I can’t tell you how bright S3 will be when you wake up to see it tomorrow morning, but if it goes into outburst, I’ll update this blog immediately, so bookmark it and check back. Let’s just say for now (July 22), it’s around magnitude 9 and faintly visible as a round, misty puff of light with a brighter center when viewed in telescopes from 4-inches up. The comet is expected to brighten as it approaches perihelion (closest point to the sun) on August 15, when it will come within 18.6 million miles from the sun, half the distance of Mercury.

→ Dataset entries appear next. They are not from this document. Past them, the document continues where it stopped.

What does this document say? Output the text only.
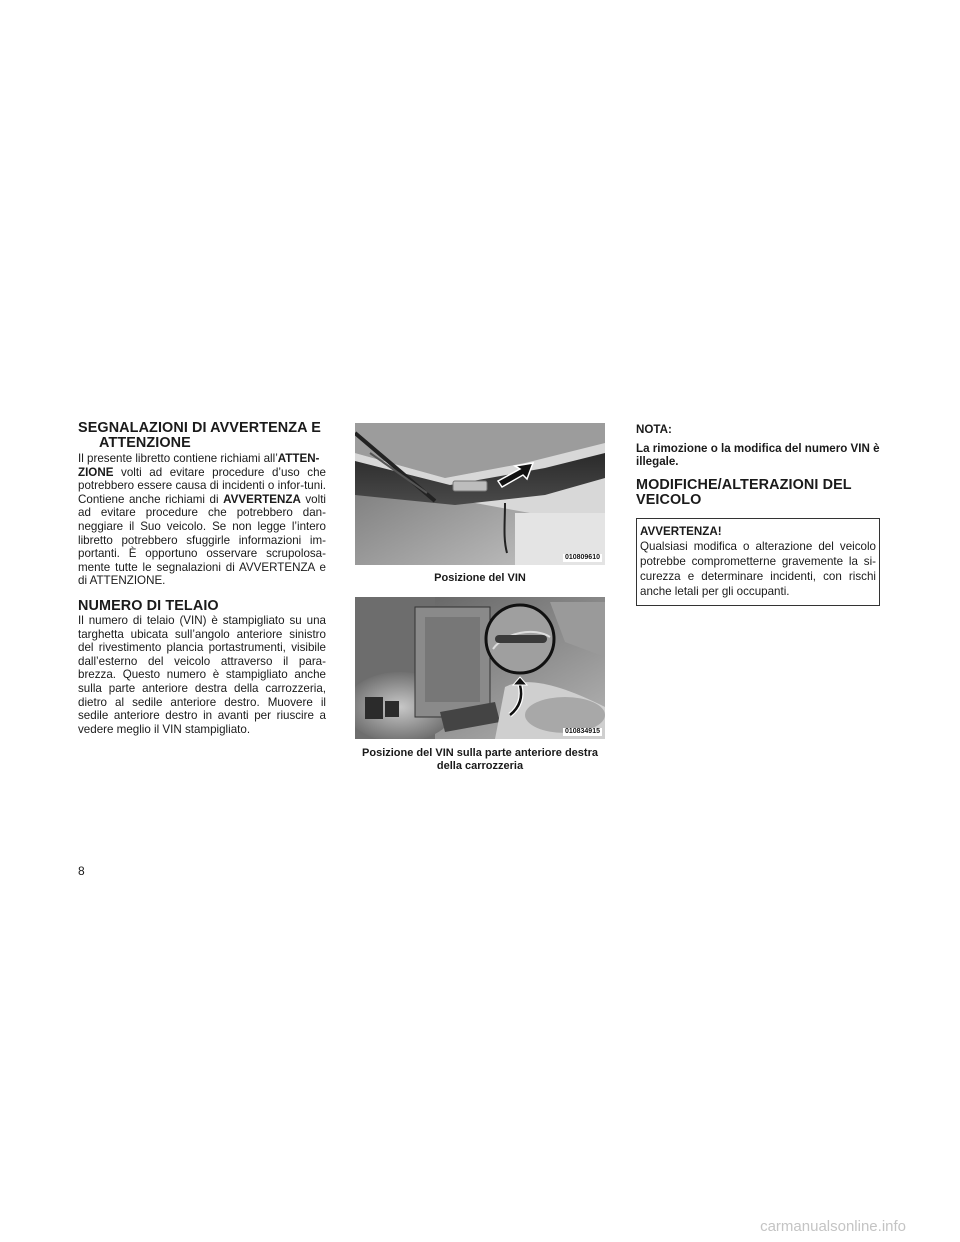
SEGNALAZIONI DI AVVERTENZA E
ATTENZIONE

Il presente libretto contiene richiami all’ATTEN-
ZIONE volti ad evitare procedure d’uso che potrebbero essere causa di incidenti o infor-tuni. Contiene anche richiami di AVVERTENZA volti ad evitare procedure che potrebbero dan-neggiare il Suo veicolo. Se non legge l’intero libretto potrebbero sfuggirle informazioni im-portanti. È opportuno osservare scrupolosa-mente tutte le segnalazioni di AVVERTENZA e di ATTENZIONE.

NUMERO DI TELAIO

Il numero di telaio (VIN) è stampigliato su una targhetta ubicata sull’angolo anteriore sinistro del rivestimento plancia portastrumenti, visibile dall’esterno del veicolo attraverso il para-brezza. Questo numero è stampigliato anche sulla parte anteriore destra della carrozzeria, dietro al sedile anteriore destro. Muovere il sedile anteriore destro in avanti per riuscire a vedere meglio il VIN stampigliato.

010809610
Posizione del VIN
010834915
Posizione del VIN sulla parte anteriore destra
della carrozzeria

NOTA:

La rimozione o la modifica del numero VIN è illegale.

MODIFICHE/ALTERAZIONI DEL
VEICOLO

AVVERTENZA!

Qualsiasi modifica o alterazione del veicolo potrebbe comprometterne gravemente la si-curezza e determinare incidenti, con rischi anche letali per gli occupanti.

8
carmanualsonline.info
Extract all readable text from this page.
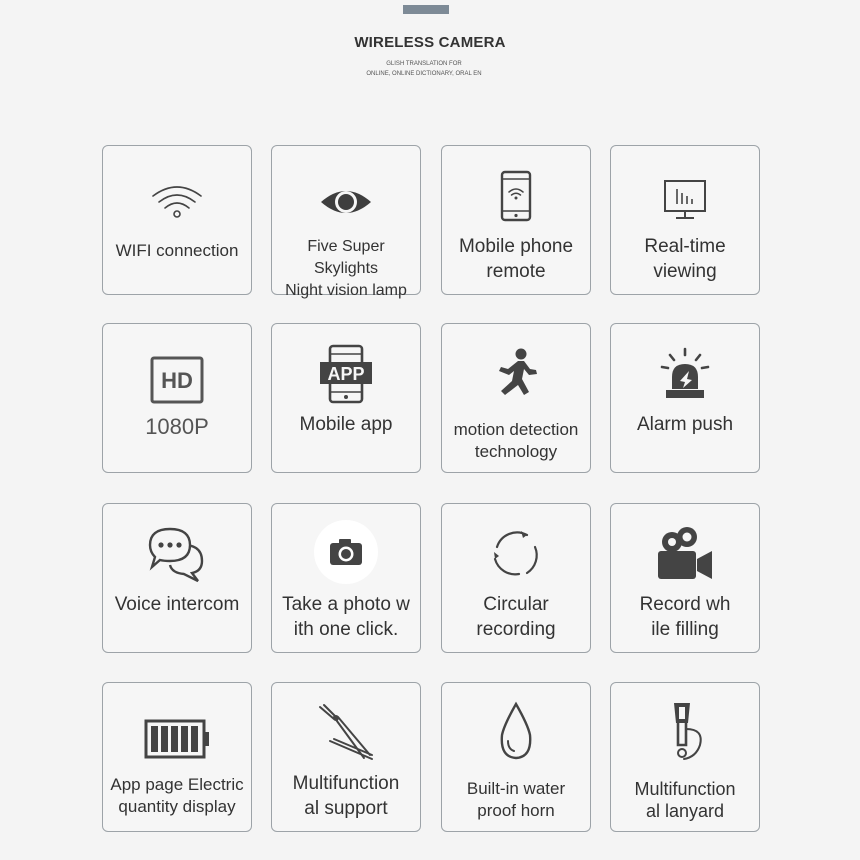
WIRELESS CAMERA
GLISH TRANSLATION FOR
ONLINE, ONLINE DICTIONARY, ORAL EN
WIFI connection	Five Super Skylights
Night vision lamp
Mobile phone
remote
Real-time
viewing
HD
1080P
APP
Mobile app	motion detection
technology
Alarm push
Voice intercom	Take a photo w
ith one click.
Circular
recording
Record wh
ile filling
App page Electric
quantity display
Multifunction
al support
Built-in water
proof horn
Multifunction
al lanyard
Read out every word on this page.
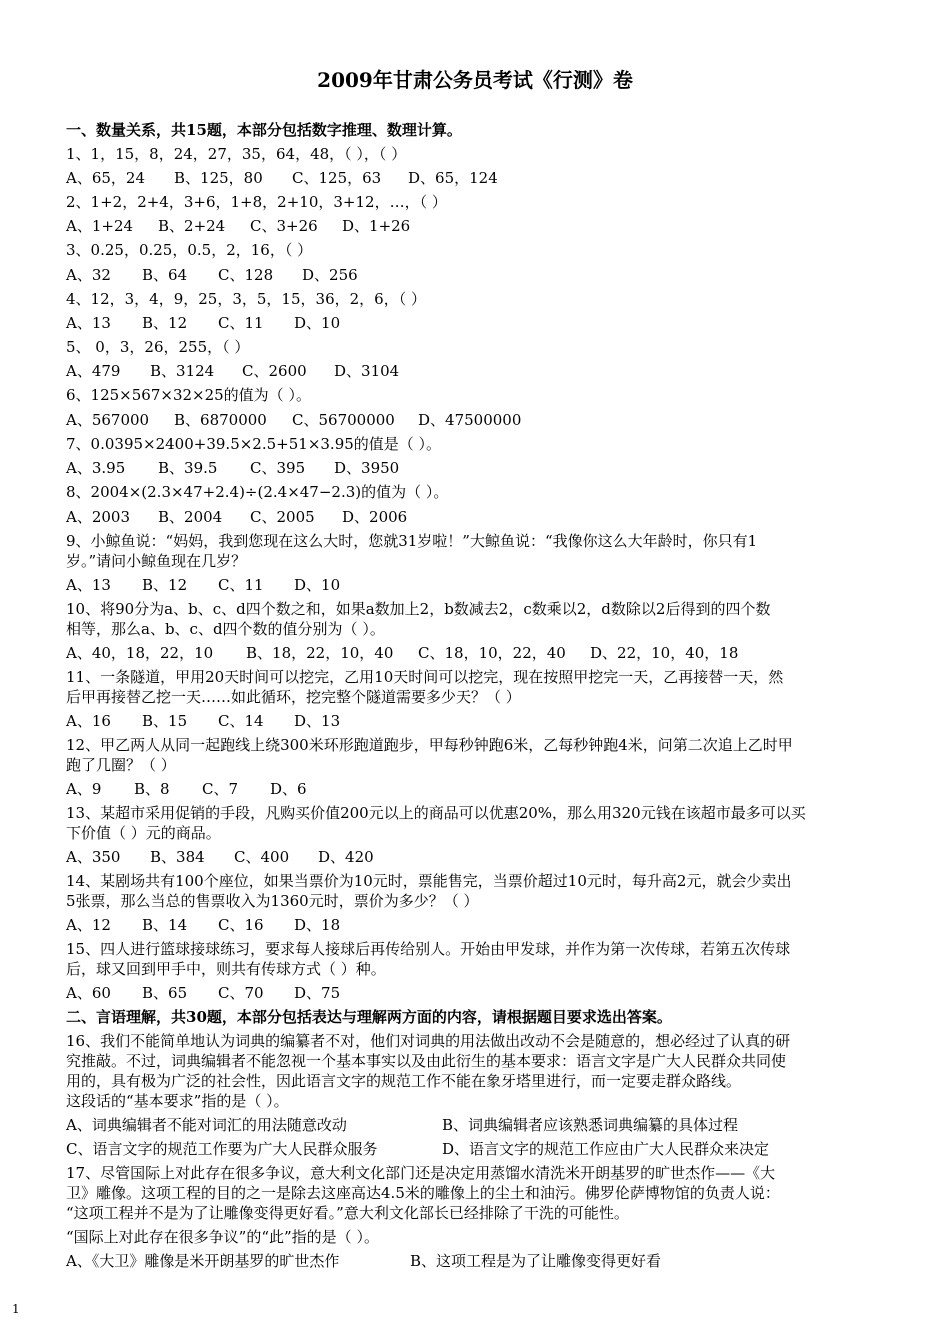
2009年甘肃公务员考试《行测》卷
一、数量关系，共15题，本部分包括数字推理、数理计算。
1、1，15，8，24，27，35，64，48，（ ），（ ）
A、65，24 B、125，80 C、125，63 D、65，124
2、1+2，2+4，3+6，1+8，2+10，3+12，…，（ ）
A、1+24 B、2+24 C、3+26 D、1+26
3、0.25，0.25，0.5，2，16，（ ）
A、32 B、64 C、128 D、256
4、12，3，4，9，25，3，5，15，36，2，6，（ ）
A、13 B、12 C、11 D、10
5、 0，3，26，255，（ ）
A、479 B、3124 C、2600 D、3104
6、125×567×32×25的值为（ ）。
A、567000 B、6870000 C、56700000 D、47500000
7、0.0395×2400+39.5×2.5+51×3.95的值是（ ）。
A、3.95 B、39.5 C、395 D、3950
8、2004×(2.3×47+2.4)÷(2.4×47−2.3)的值为（ ）。
A、2003 B、2004 C、2005 D、2006
9、小鲸鱼说：“妈妈，我到您现在这么大时，您就31岁啦！”大鲸鱼说：“我像你这么大年龄时，你只有1
岁。”请问小鲸鱼现在几岁？
A、13 B、12 C、11 D、10
10、将90分为a、b、c、d四个数之和，如果a数加上2，b数减去2，c数乘以2，d数除以2后得到的四个数
相等，那么a、b、c、d四个数的值分别为（ ）。
A、40，18，22，10 B、18，22，10，40 C、18，10，22，40 D、22，10，40，18
11、一条隧道，甲用20天时间可以挖完，乙用10天时间可以挖完，现在按照甲挖完一天，乙再接替一天，然
后甲再接替乙挖一天……如此循环，挖完整个隧道需要多少天？（ ）
A、16 B、15 C、14 D、13
12、甲乙两人从同一起跑线上绕300米环形跑道跑步，甲每秒钟跑6米，乙每秒钟跑4米，问第二次追上乙时甲
跑了几圈？（ ）
A、9 B、8 C、7 D、6
13、某超市采用促销的手段，凡购买价值200元以上的商品可以优惠20%，那么用320元钱在该超市最多可以买
下价值（ ）元的商品。
A、350 B、384 C、400 D、420
14、某剧场共有100个座位，如果当票价为10元时，票能售完，当票价超过10元时，每升高2元，就会少卖出
5张票，那么当总的售票收入为1360元时，票价为多少？（ ）
A、12 B、14 C、16 D、18
15、四人进行篮球接球练习，要求每人接球后再传给别人。开始由甲发球，并作为第一次传球，若第五次传球
后，球又回到甲手中，则共有传球方式（ ）种。
A、60 B、65 C、70 D、75
二、言语理解，共30题，本部分包括表达与理解两方面的内容，请根据题目要求选出答案。
16、我们不能简单地认为词典的编纂者不对，他们对词典的用法做出改动不会是随意的，想必经过了认真的研
究推敲。不过，词典编辑者不能忽视一个基本事实以及由此衍生的基本要求：语言文字是广大人民群众共同使
用的，具有极为广泛的社会性，因此语言文字的规范工作不能在象牙塔里进行，而一定要走群众路线。
这段话的“基本要求”指的是（ ）。
A、词典编辑者不能对词汇的用法随意改动	B、词典编辑者应该熟悉词典编纂的具体过程
C、语言文字的规范工作要为广大人民群众服务	D、语言文字的规范工作应由广大人民群众来决定
17、尽管国际上对此存在很多争议，意大利文化部门还是决定用蒸馏水清洗米开朗基罗的旷世杰作——《大
卫》雕像。这项工程的目的之一是除去这座高达4.5米的雕像上的尘土和油污。佛罗伦萨博物馆的负责人说：
“这项工程并不是为了让雕像变得更好看。”意大利文化部长已经排除了干洗的可能性。
“国际上对此存在很多争议”的“此”指的是（ ）。
A、《大卫》雕像是米开朗基罗的旷世杰作	B、这项工程是为了让雕像变得更好看
1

If it doesn’t fall to pieces and disintegrate, a habit of small, fresh comets like this one, it could wax to magnitude 3 or 4 and briefly become visible with the naked eye in early August before it’s lost in a bright dawn sky. If possible, try to catch C/2017 S3 during the next few mornings with the moon absent from the sky. Once the moon returns after the 25th, it will be considerably harder to see until about Aug. 4 … unless it blows up again!
** UPDATE July 22: The comet may be as faint as magnitude 9.8 right now. You’ll need a 6-inch telescope and dark skies to see it. As always, that could change any day with the comet either fading further or experiencing another outburst.
** UPDATE July 23: Easily saw it before dawn this morning in my 10-inch scope at magnitude 9.5. And that was looking through haze from Ontario forest fires. It was a big, diffuse puff brighter toward the center. I suspected it in 10×50 binoculars but couldn’t be sure of seeing it.